Western multinationals had long had their eyes on Ukraine’s vast agricultural wealth, but a 2001 moratorium on the sale of land to foreigners had always represented an obstacle to unrestrained privatisation. As post-Maidan governments turned again to the IMF for financing, aid was conditioned on a series of land reforms that would finally allow foreign corporations to acquire vast tracts of the country’s farmland. In 2020, Zelenskyy gave in to the IMF’s demands and finally repealed the moratorium.

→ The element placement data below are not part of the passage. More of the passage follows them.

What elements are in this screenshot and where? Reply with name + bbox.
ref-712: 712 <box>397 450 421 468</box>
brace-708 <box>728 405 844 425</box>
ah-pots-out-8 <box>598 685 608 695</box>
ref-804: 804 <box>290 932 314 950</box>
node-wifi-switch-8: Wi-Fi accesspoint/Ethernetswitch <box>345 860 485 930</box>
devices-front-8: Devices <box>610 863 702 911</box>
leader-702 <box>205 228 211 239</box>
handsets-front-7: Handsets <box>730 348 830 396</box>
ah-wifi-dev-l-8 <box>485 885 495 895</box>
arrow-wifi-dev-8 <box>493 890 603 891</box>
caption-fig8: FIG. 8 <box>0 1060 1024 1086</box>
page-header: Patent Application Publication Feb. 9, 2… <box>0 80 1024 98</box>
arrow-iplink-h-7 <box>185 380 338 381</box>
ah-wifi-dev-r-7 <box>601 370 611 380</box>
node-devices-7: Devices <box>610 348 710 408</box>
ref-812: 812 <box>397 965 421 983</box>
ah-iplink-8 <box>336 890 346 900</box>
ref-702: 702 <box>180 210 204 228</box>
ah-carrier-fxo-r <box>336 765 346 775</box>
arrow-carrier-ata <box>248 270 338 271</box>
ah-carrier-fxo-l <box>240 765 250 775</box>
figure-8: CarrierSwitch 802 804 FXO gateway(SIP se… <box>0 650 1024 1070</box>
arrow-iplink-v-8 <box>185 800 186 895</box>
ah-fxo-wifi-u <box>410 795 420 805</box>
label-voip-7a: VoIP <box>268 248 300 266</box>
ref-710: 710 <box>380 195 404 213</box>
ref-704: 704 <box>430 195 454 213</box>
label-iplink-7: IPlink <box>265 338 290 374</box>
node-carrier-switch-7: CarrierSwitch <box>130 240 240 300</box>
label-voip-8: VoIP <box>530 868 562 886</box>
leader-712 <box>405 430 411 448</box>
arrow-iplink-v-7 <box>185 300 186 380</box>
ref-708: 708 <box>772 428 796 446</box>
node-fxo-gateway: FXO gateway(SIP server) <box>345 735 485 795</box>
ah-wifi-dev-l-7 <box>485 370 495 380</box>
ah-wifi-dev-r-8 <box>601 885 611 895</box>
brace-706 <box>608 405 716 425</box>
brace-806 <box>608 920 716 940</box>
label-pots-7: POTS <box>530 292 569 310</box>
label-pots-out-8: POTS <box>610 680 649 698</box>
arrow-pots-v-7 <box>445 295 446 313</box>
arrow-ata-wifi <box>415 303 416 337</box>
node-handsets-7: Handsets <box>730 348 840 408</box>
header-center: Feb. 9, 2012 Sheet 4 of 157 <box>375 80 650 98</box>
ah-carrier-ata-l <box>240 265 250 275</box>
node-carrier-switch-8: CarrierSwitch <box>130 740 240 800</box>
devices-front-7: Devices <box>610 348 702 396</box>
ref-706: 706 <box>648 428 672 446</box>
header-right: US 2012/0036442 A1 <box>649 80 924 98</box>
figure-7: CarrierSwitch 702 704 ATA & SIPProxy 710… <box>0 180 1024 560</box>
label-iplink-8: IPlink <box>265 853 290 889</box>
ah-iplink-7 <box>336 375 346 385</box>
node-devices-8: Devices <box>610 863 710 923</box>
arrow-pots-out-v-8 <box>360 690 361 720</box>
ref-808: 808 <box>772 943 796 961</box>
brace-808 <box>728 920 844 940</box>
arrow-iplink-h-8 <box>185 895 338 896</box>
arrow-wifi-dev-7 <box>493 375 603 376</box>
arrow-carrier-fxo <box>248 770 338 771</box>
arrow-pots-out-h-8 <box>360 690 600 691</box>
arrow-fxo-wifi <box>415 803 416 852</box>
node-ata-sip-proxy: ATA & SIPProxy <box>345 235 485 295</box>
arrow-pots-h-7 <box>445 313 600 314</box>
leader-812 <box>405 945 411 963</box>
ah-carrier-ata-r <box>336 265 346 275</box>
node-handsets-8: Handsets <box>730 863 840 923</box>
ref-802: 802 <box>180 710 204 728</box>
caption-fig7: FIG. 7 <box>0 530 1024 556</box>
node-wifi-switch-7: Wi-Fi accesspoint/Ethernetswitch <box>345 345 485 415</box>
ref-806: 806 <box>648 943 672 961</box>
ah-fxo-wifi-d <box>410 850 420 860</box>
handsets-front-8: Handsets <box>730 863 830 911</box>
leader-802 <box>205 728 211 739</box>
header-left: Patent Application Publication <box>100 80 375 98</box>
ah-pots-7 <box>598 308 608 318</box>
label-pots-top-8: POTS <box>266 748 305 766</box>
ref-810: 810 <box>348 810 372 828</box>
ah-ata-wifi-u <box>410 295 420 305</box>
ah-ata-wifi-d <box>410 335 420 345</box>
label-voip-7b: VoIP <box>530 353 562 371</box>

“Agribusiness interests and oligarchs will be the primary beneficiaries of such reform,” said Olena Borodina of the Ukrainian Rural Development Network. “This will only further marginalise smallholder farmers and risks severing them from their most valuable resource.” But the World Bank could barely contain its excitement, gushing: “This is, without exaggeration, a historic event.” Even though the new law isn’t set to come into force until next year, US and Western European agrobusinesses have already bought up millions of hectares of Ukraine’s farmland — with 10 private companies reportedly controlling most of it.

As the Ukrainian government has simplified and accelerated the privatisation of state-owned enterprises, Zelenskyy would seem to have gone out of his way to similarly express the country’s “openness” to Western capital. Last September, he virtually opened the New York Stock Exchange, symbolically ringing the bell via video stream. He used the occasion to present “Advantage Ukraine”, his government’s new investment initiative (which relies on another British firm, WPP, for its marketing side). Zelenskyy said that his country was “open for business” — that is, for foreign corporations to come and exploit its resources and cheap labour. “I committed my administration to creating a favourable environment for investment that would make Ukraine the greatest growth opportunity in Europe since the end of the Second World War,” he wrote in the Wall Street Journal. Predictably, the president of the NYSE Group, Lynn Martin, wholeheartedly welcomed Ukraine’s decision to offer “unfettered access to capital”.